I think the same questions hold true with investing. In brokerage firms, banks, money management firms, hedge funds, mutual funds and more, there are talented, full-time professionals who have deep knowledge of almost every market you could invest in . Stocks. Bonds, Real estate. Options. Futures. Currencies. Unless you are willing to devote significant effort to learning just one of these markets, you will be at a disadvantage. This does not mean you cannot do well, but it is important that you recognize the odds against beating the pros at their own game.

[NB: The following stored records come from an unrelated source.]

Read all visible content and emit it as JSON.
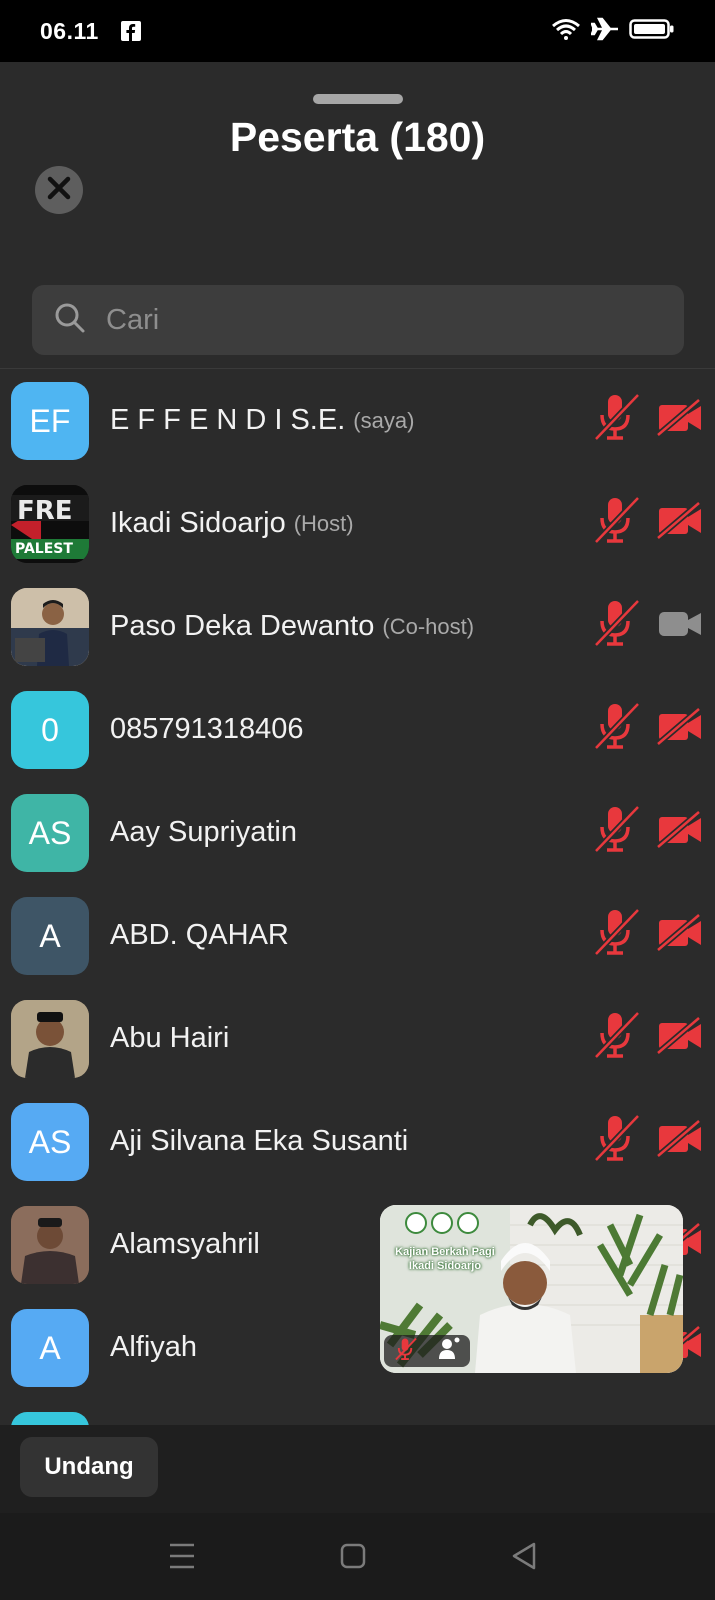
{
  "status_bar": {
    "time": "06.11",
    "icons": [
      "facebook-icon",
      "wifi-icon",
      "airplane-icon",
      "battery-icon"
    ]
  },
  "header": {
    "title": "Peserta (180)",
    "close_icon": "close-icon"
  },
  "search": {
    "placeholder": "Cari",
    "value": ""
  },
  "participants": [
    {
      "initials": "EF",
      "name": "E F F E N D I S.E.",
      "role": "(saya)",
      "avatar_color": "#4fb5f2",
      "mic": "muted",
      "video": "off"
    },
    {
      "initials": "",
      "name": "Ikadi Sidoarjo",
      "role": "(Host)",
      "avatar_color": "#111111",
      "mic": "muted",
      "video": "off"
    },
    {
      "initials": "",
      "name": "Paso Deka Dewanto",
      "role": "(Co-host)",
      "avatar_color": "#c9b9a2",
      "mic": "muted",
      "video": "available"
    },
    {
      "initials": "0",
      "name": "085791318406",
      "role": "",
      "avatar_color": "#36c6dc",
      "mic": "muted",
      "video": "off"
    },
    {
      "initials": "AS",
      "name": "Aay Supriyatin",
      "role": "",
      "avatar_color": "#3fb5a6",
      "mic": "muted",
      "video": "off"
    },
    {
      "initials": "A",
      "name": "ABD. QAHAR",
      "role": "",
      "avatar_color": "#3e5566",
      "mic": "muted",
      "video": "off"
    },
    {
      "initials": "",
      "name": "Abu Hairi",
      "role": "",
      "avatar_color": "#9d8a6e",
      "mic": "muted",
      "video": "off"
    },
    {
      "initials": "AS",
      "name": "Aji Silvana Eka Susanti",
      "role": "",
      "avatar_color": "#56aaf3",
      "mic": "muted",
      "video": "off"
    },
    {
      "initials": "",
      "name": "Alamsyahril",
      "role": "",
      "avatar_color": "#7a5a4a",
      "mic": "muted",
      "video": "off"
    },
    {
      "initials": "A",
      "name": "Alfiyah",
      "role": "",
      "avatar_color": "#56aaf3",
      "mic": "muted",
      "video": "off"
    },
    {
      "initials": "",
      "name": "",
      "role": "",
      "avatar_color": "#36c6dc",
      "mic": "muted",
      "video": "off"
    }
  ],
  "video_preview": {
    "caption_line1": "Kajian Berkah Pagi",
    "caption_line2": "Ikadi Sidoarjo"
  },
  "bottom_bar": {
    "invite_label": "Undang"
  },
  "nav": {
    "icons": [
      "menu-icon",
      "home-icon",
      "back-icon"
    ]
  },
  "colors": {
    "muted_red": "#e8383d",
    "background": "#2b2b2b",
    "search_bg": "#3d3d3d"
  }
}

Individuals can do a solid job of investing their own money, however it’s important to be realistic. Are you going to follow individual stocks daily? Are you going to analyze them thoroughly? Are you going to be able to follow your investments very closely? Are you suited by temperament to dealing with the ups and downs of individual stocks? If not, then professionally-managed mutual funds have a lot to offer.

Instead of trying to beat them, I recommend placing your money with the pros.